There isn’t any published data on how many local searches are currently done with voice search, but anecdotally, it’s amazing how few people are using voice search at all. Trust me -- at your next cocktail party, try a little demonstration, I bet you'll have the room riveted.  Unless you live in Mountain View, I imagine.

Voice Search -- What is it?

It is what it sounds like -- talking to an inanimate object and having it deliver information back to you. It works on mobile devices, and also on tablets and desktop computers through the Chrome browser.

And it’s really kind of amazing what kinds of information you can ask for conversationally and have delivered.  Like what you ask?

  • Math and calculations
  • Word definitions
  • Showing a “how-to” video
  • Sports scores, recipes, weather reports, looking up news

And of course, local business information too!

It’s all powered by Google’s formidable Knowledge Graph and tends to outperform Apple’s Siri feature in terms of answer relevance and speed.

But what’s most important for local businesses to know is that depending on the device, the data served up will be different based on the data source.  What does this mean exactly? Optimizing in the different environments, of course.

Using the same vocal command of “what are the golf courses in New Smyrna Beach, Florida” three different devices yielded three different search engine results pages. 

The desktop version features the new Image Carousel to display the Google+ Local listings at the top, now with images, with the organic listings below and Maps to the right. 

The tablet version returns only claimed Google+ Local Page profiles at the top (including a custom map) and with a virtual repeat of the same organic listings.


But when you go to the mobile device, it all changes.  The Map is on the very top, with the Google + Listings below, but the organic listings are nowhere near the same as Google draws on a different Knowledge Graph for mobile and desktop/tablet data.

Essentially, without a mobile optimized website, you are unlikely to show up on a mobile device search – whether its voice or a regular text search.

So How Can You Optimize Your Business for Google’s Voice Search?

You probably thought that since you have a good technical website with unique metadata, claimed some directory listings and have a facebook page, you’re all set.  But there are some additional action items to add to your to-do list when optimizing for Google’s Voice Search -- here are 4 important tips that will help.

Tips for Optimizing Voice Search

  • Completed Google+ Local Page – Google thinks this is the most correct data for a small business as it has been supplied/verified by the business owner.
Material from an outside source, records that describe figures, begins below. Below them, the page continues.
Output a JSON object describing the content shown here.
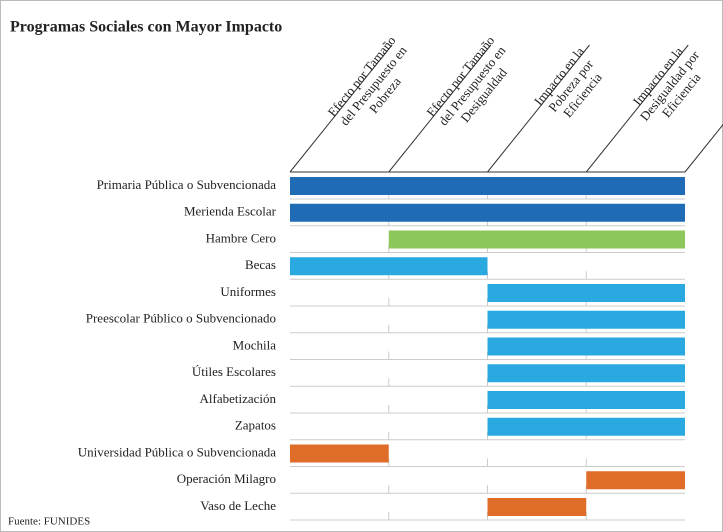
{
  "title": "Programas Sociales con Mayor Impacto",
  "columns": [
    [
      "Efecto por Tamaño",
      "del Presupuesto en",
      "Pobreza"
    ],
    [
      "Efecto por Tamaño",
      "del Presupuesto en",
      "Desigualdad"
    ],
    [
      "Impacto en la",
      "Pobreza por",
      "Eficiencia"
    ],
    [
      "Impacto en la",
      "Desigualdad por",
      "Eficiencia"
    ]
  ],
  "rows": [
    {
      "label": "Primaria Pública o Subvencionada",
      "start": 0,
      "end": 4,
      "color": "#1f6bb5"
    },
    {
      "label": "Merienda Escolar",
      "start": 0,
      "end": 4,
      "color": "#1f6bb5"
    },
    {
      "label": "Hambre Cero",
      "start": 1,
      "end": 4,
      "color": "#8dc65a"
    },
    {
      "label": "Becas",
      "start": 0,
      "end": 2,
      "color": "#2aa9e1"
    },
    {
      "label": "Uniformes",
      "start": 2,
      "end": 4,
      "color": "#2aa9e1"
    },
    {
      "label": "Preescolar Público o Subvencionado",
      "start": 2,
      "end": 4,
      "color": "#2aa9e1"
    },
    {
      "label": "Mochila",
      "start": 2,
      "end": 4,
      "color": "#2aa9e1"
    },
    {
      "label": "Útiles Escolares",
      "start": 2,
      "end": 4,
      "color": "#2aa9e1"
    },
    {
      "label": "Alfabetización",
      "start": 2,
      "end": 4,
      "color": "#2aa9e1"
    },
    {
      "label": "Zapatos",
      "start": 2,
      "end": 4,
      "color": "#2aa9e1"
    },
    {
      "label": "Universidad Pública o Subvencionada",
      "start": 0,
      "end": 1,
      "color": "#e06c2a"
    },
    {
      "label": "Operación Milagro",
      "start": 3,
      "end": 4,
      "color": "#e06c2a"
    },
    {
      "label": "Vaso de Leche",
      "start": 2,
      "end": 3,
      "color": "#e06c2a"
    }
  ],
  "source": "Fuente: FUNIDES"
}
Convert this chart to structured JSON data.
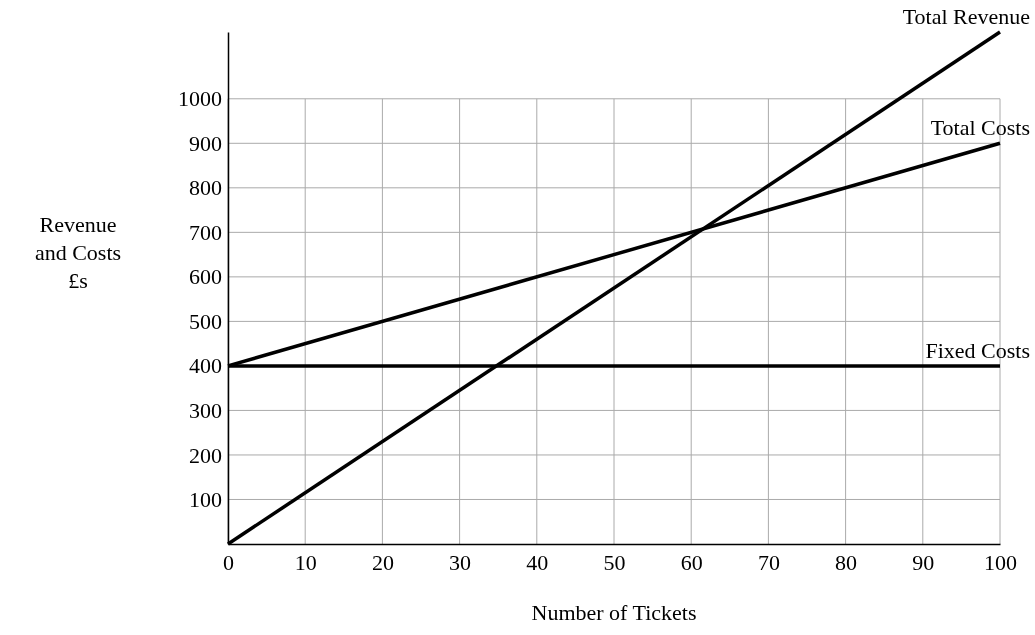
{
  "chart_data": {
    "type": "line",
    "xlabel": "Number of Tickets",
    "ylabel": "Revenue\nand Costs\n£s",
    "xlim": [
      0,
      100
    ],
    "ylim": [
      0,
      1150
    ],
    "xticks": [
      0,
      10,
      20,
      30,
      40,
      50,
      60,
      70,
      80,
      90,
      100
    ],
    "yticks": [
      100,
      200,
      300,
      400,
      500,
      600,
      700,
      800,
      900,
      1000
    ],
    "grid": true,
    "legend": false,
    "marker": "none",
    "line_style": "solid",
    "x": [
      0,
      100
    ],
    "series": [
      {
        "name": "Total Revenue",
        "color": "#000000",
        "values": [
          0,
          1150
        ]
      },
      {
        "name": "Total Costs",
        "color": "#000000",
        "values": [
          400,
          900
        ]
      },
      {
        "name": "Fixed Costs",
        "color": "#000000",
        "values": [
          400,
          400
        ]
      }
    ]
  }
}
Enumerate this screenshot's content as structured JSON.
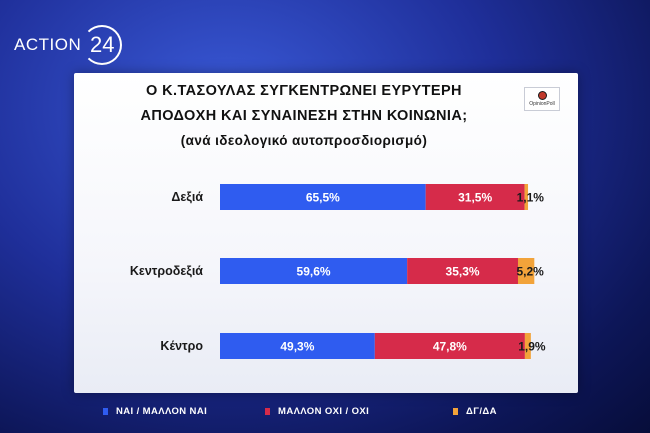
{
  "brand": {
    "text": "ACTION",
    "number": "24"
  },
  "logo": {
    "text": "OpinionPoll"
  },
  "colors": {
    "yes": "#2f5cf0",
    "no": "#d62b4a",
    "dk": "#f2a33a"
  },
  "chart_data": {
    "type": "bar",
    "orientation": "horizontal",
    "stacked": true,
    "title": "Ο Κ.ΤΑΣΟΥΛΑΣ ΣΥΓΚΕΝΤΡΩΝΕΙ ΕΥΡΥΤΕΡΗ ΑΠΟΔΟΧΗ ΚΑΙ ΣΥΝΑΙΝΕΣΗ ΣΤΗΝ ΚΟΙΝΩΝΙΑ;",
    "title_lines": [
      "Ο Κ.ΤΑΣΟΥΛΑΣ ΣΥΓΚΕΝΤΡΩΝΕΙ ΕΥΡΥΤΕΡΗ",
      "ΑΠΟΔΟΧΗ ΚΑΙ ΣΥΝΑΙΝΕΣΗ ΣΤΗΝ ΚΟΙΝΩΝΙΑ;"
    ],
    "subtitle": "(ανά ιδεολογικό αυτοπροσδιορισμό)",
    "categories": [
      "Δεξιά",
      "Κεντροδεξιά",
      "Κέντρο"
    ],
    "series": [
      {
        "name": "ΝΑΙ / ΜΑΛΛΟΝ ΝΑΙ",
        "values": [
          65.5,
          59.6,
          49.3
        ],
        "labels": [
          "65,5%",
          "59,6%",
          "49,3%"
        ]
      },
      {
        "name": "ΜΑΛΛΟΝ ΟΧΙ / ΟΧΙ",
        "values": [
          31.5,
          35.3,
          47.8
        ],
        "labels": [
          "31,5%",
          "35,3%",
          "47,8%"
        ]
      },
      {
        "name": "ΔΓ/ΔΑ",
        "values": [
          1.1,
          5.2,
          1.9
        ],
        "labels": [
          "1,1%",
          "5,2%",
          "1,9%"
        ]
      }
    ],
    "xlim": [
      0,
      100
    ],
    "grid": false,
    "legend_position": "bottom"
  }
}
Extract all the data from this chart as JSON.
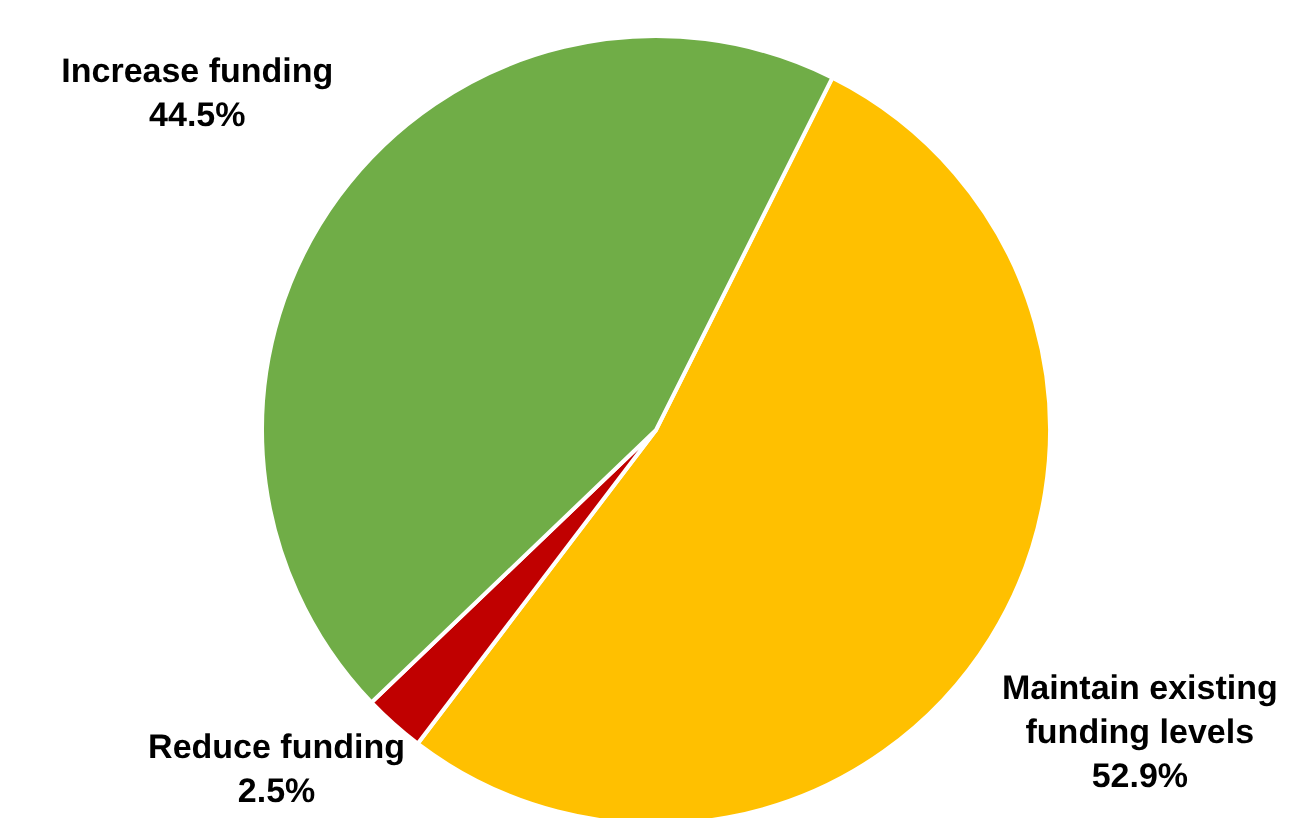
{
  "chart_data": {
    "type": "pie",
    "categories": [
      "Maintain existing funding levels",
      "Reduce funding",
      "Increase funding"
    ],
    "values": [
      52.9,
      2.5,
      44.5
    ],
    "colors": [
      "#ffc000",
      "#c00000",
      "#70ad47"
    ],
    "value_labels": [
      "52.9%",
      "2.5%",
      "44.5%"
    ],
    "legend": false
  }
}
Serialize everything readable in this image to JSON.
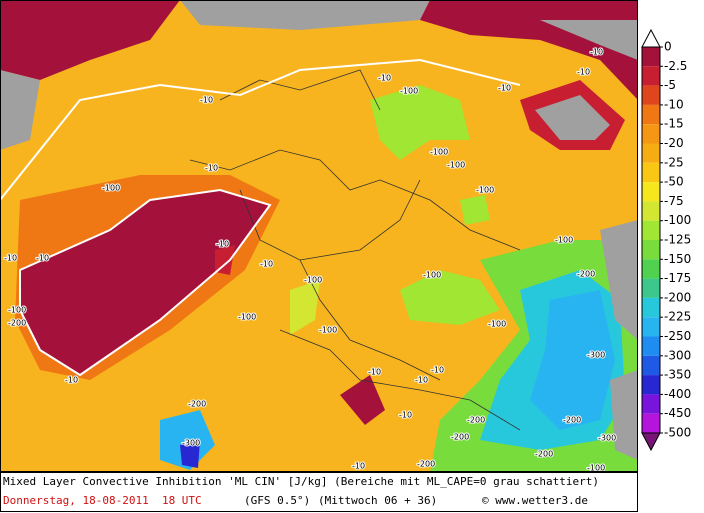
{
  "map": {
    "contour_labels": [
      "-10",
      "-10",
      "-10",
      "-10",
      "-100",
      "-10",
      "-10",
      "-100",
      "-100",
      "-100",
      "-100",
      "-10",
      "-10",
      "-10",
      "-10",
      "-100",
      "-200",
      "-100",
      "-100",
      "-100",
      "-200",
      "-100",
      "-100",
      "-100",
      "-300",
      "-10",
      "-10",
      "-10",
      "-10",
      "-200",
      "-10",
      "-200",
      "-200",
      "-300",
      "-200",
      "-300",
      "-200",
      "-10",
      "-200",
      "-100"
    ]
  },
  "legend": {
    "ticks": [
      0,
      -2.5,
      -5,
      -10,
      -15,
      -20,
      -25,
      -50,
      -75,
      -100,
      -125,
      -150,
      -175,
      -200,
      -225,
      -250,
      -300,
      -350,
      -400,
      -450,
      -500
    ],
    "colors": [
      "#a4123c",
      "#c81e32",
      "#e0461e",
      "#f07814",
      "#f59614",
      "#f8ac14",
      "#fac814",
      "#f5e61e",
      "#d2e632",
      "#a0e632",
      "#78dc3c",
      "#50d250",
      "#3cc88c",
      "#28c8dc",
      "#28b4f0",
      "#1e8cf0",
      "#1e5ae6",
      "#2828d2",
      "#7814dc",
      "#b414dc"
    ],
    "over_color": "#ffffff",
    "under_color": "#781478"
  },
  "caption": {
    "title": "Mixed Layer Convective Inhibition 'ML CIN' [J/kg] (Bereiche mit ML_CAPE=0 grau schattiert)",
    "date": "Donnerstag, 18-08-2011  18 UTC",
    "model": "(GFS 0.5°)",
    "run": "(Mittwoch 06 + 36)",
    "credit": "© www.wetter3.de"
  }
}
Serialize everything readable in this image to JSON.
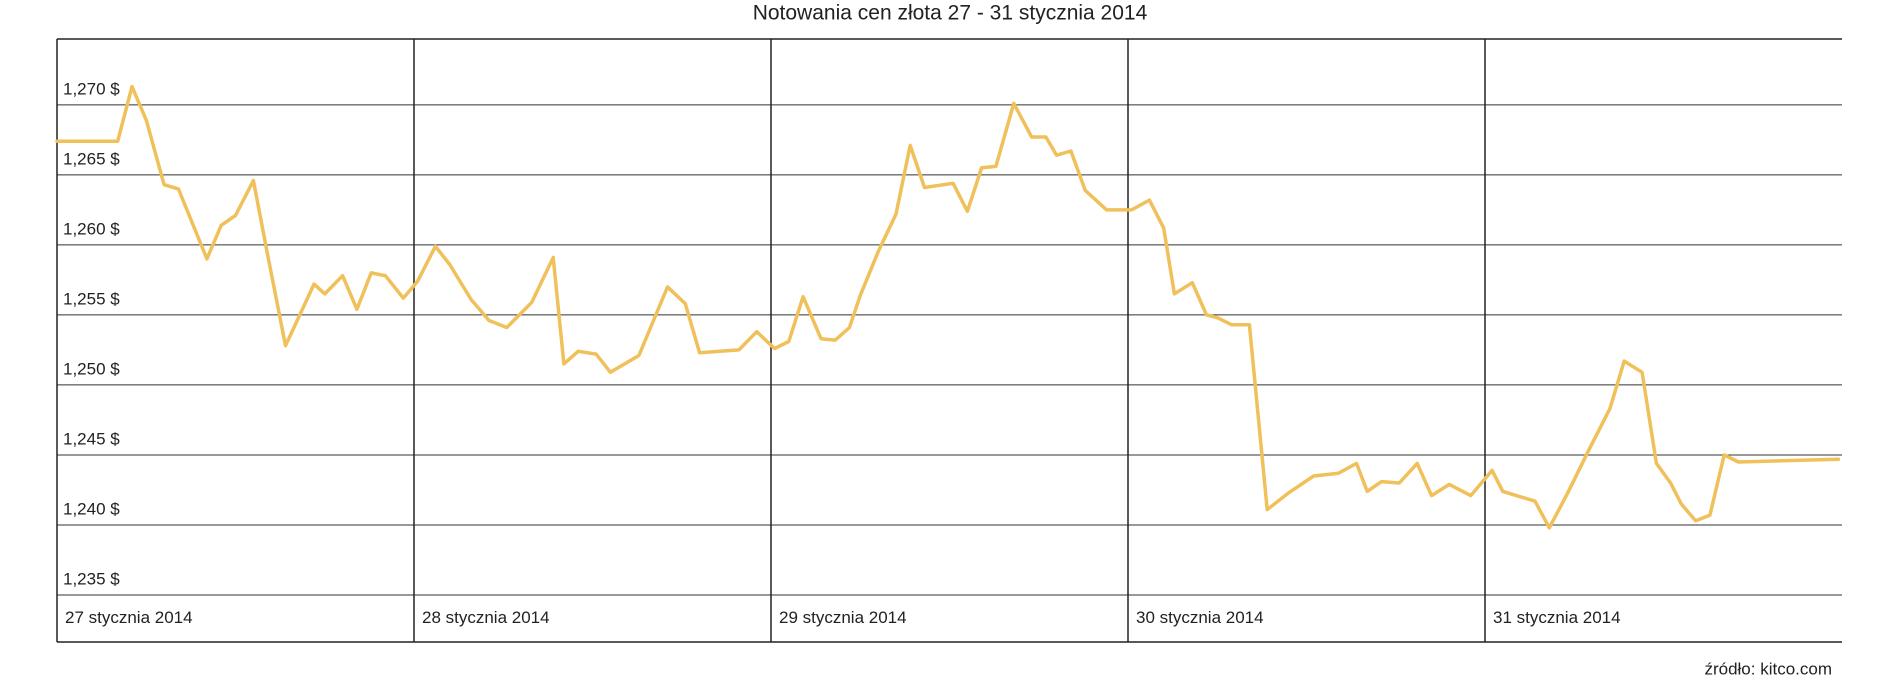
{
  "chart_data": {
    "type": "line",
    "title": "Notowania cen złota 27 - 31 stycznia 2014",
    "source": "źródło: kitco.com",
    "categories": [
      "27 stycznia 2014",
      "28 stycznia 2014",
      "29 stycznia 2014",
      "30 stycznia 2014",
      "31 stycznia 2014"
    ],
    "xlim": [
      0,
      5
    ],
    "ylim": [
      1235,
      1274.7
    ],
    "yticks": [
      {
        "value": 1235,
        "label": "1,235 $"
      },
      {
        "value": 1240,
        "label": "1,240 $"
      },
      {
        "value": 1245,
        "label": "1,245 $"
      },
      {
        "value": 1250,
        "label": "1,250 $"
      },
      {
        "value": 1255,
        "label": "1,255 $"
      },
      {
        "value": 1260,
        "label": "1,260 $"
      },
      {
        "value": 1265,
        "label": "1,265 $"
      },
      {
        "value": 1270,
        "label": "1,270 $"
      }
    ],
    "grid": true,
    "series": [
      {
        "color": "#f0c05a",
        "x": [
          0,
          0.17,
          0.21,
          0.25,
          0.3,
          0.34,
          0.42,
          0.46,
          0.5,
          0.55,
          0.59,
          0.64,
          0.68,
          0.72,
          0.75,
          0.8,
          0.84,
          0.88,
          0.92,
          0.97,
          1.01,
          1.06,
          1.1,
          1.16,
          1.21,
          1.26,
          1.33,
          1.39,
          1.42,
          1.46,
          1.51,
          1.55,
          1.63,
          1.71,
          1.76,
          1.8,
          1.91,
          1.96,
          2.01,
          2.05,
          2.09,
          2.14,
          2.18,
          2.22,
          2.25,
          2.3,
          2.35,
          2.39,
          2.43,
          2.51,
          2.55,
          2.59,
          2.63,
          2.68,
          2.73,
          2.77,
          2.8,
          2.84,
          2.88,
          2.94,
          2.99,
          3.01,
          3.06,
          3.1,
          3.13,
          3.18,
          3.22,
          3.25,
          3.29,
          3.34,
          3.39,
          3.45,
          3.52,
          3.59,
          3.64,
          3.67,
          3.71,
          3.76,
          3.81,
          3.85,
          3.9,
          3.96,
          4.02,
          4.05,
          4.14,
          4.18,
          4.23,
          4.29,
          4.35,
          4.39,
          4.44,
          4.48,
          4.52,
          4.55,
          4.59,
          4.63,
          4.67,
          4.71,
          4.99
        ],
        "values": [
          1267.4,
          1267.4,
          1271.3,
          1268.9,
          1264.3,
          1264.0,
          1259.0,
          1261.4,
          1262.1,
          1264.6,
          1259.3,
          1252.8,
          1255.0,
          1257.2,
          1256.5,
          1257.8,
          1255.4,
          1258.0,
          1257.8,
          1256.2,
          1257.4,
          1259.9,
          1258.6,
          1256.1,
          1254.6,
          1254.1,
          1255.9,
          1259.1,
          1251.5,
          1252.4,
          1252.2,
          1250.9,
          1252.1,
          1257.0,
          1255.8,
          1252.3,
          1252.5,
          1253.8,
          1252.6,
          1253.1,
          1256.3,
          1253.3,
          1253.2,
          1254.1,
          1256.4,
          1259.5,
          1262.2,
          1267.1,
          1264.1,
          1264.4,
          1262.4,
          1265.5,
          1265.6,
          1270.1,
          1267.7,
          1267.7,
          1266.4,
          1266.7,
          1263.9,
          1262.5,
          1262.5,
          1262.5,
          1263.2,
          1261.2,
          1256.5,
          1257.3,
          1255.0,
          1254.8,
          1254.3,
          1254.3,
          1241.1,
          1242.3,
          1243.5,
          1243.7,
          1244.4,
          1242.4,
          1243.1,
          1243.0,
          1244.4,
          1242.1,
          1242.9,
          1242.1,
          1243.9,
          1242.4,
          1241.7,
          1239.8,
          1242.2,
          1245.3,
          1248.3,
          1251.7,
          1250.9,
          1244.4,
          1243.0,
          1241.5,
          1240.3,
          1240.7,
          1245.0,
          1244.5,
          1244.7
        ]
      }
    ]
  }
}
This is also used as the data source for Google Maps.  And as we saw from the examples above, a fully populated Google+ Local page is going to help tremendously in all of your Google Searches
  • Optimized Mobile sites – If Google doesn’t recognize a webproperty optimized for a mobile device, its likely to not return it at all to enhance their user experience.  So make sure your mobile site is actually mobile device (and Google!) friendly.
  • Tagging rich media for keywords – User engagement is much higher when an image is involved – so be sure to use keyword tagged images on your mobile website.
  • For devices that are likely to be used for voice search (like a smart phone), you may want to include long-tailed keywords or keyphrases that are more likely to be spoken than typed.

So what does all this mean for Small Businesses?

With stricter new anti-texting campaigns, the already trending consumer shift will quicken.  Small businesses, especially those with bricks and mortar locations that rely on consumer traffic, should be thinking now about how to optimize for Voice Search. 

After all, why text when you can talk?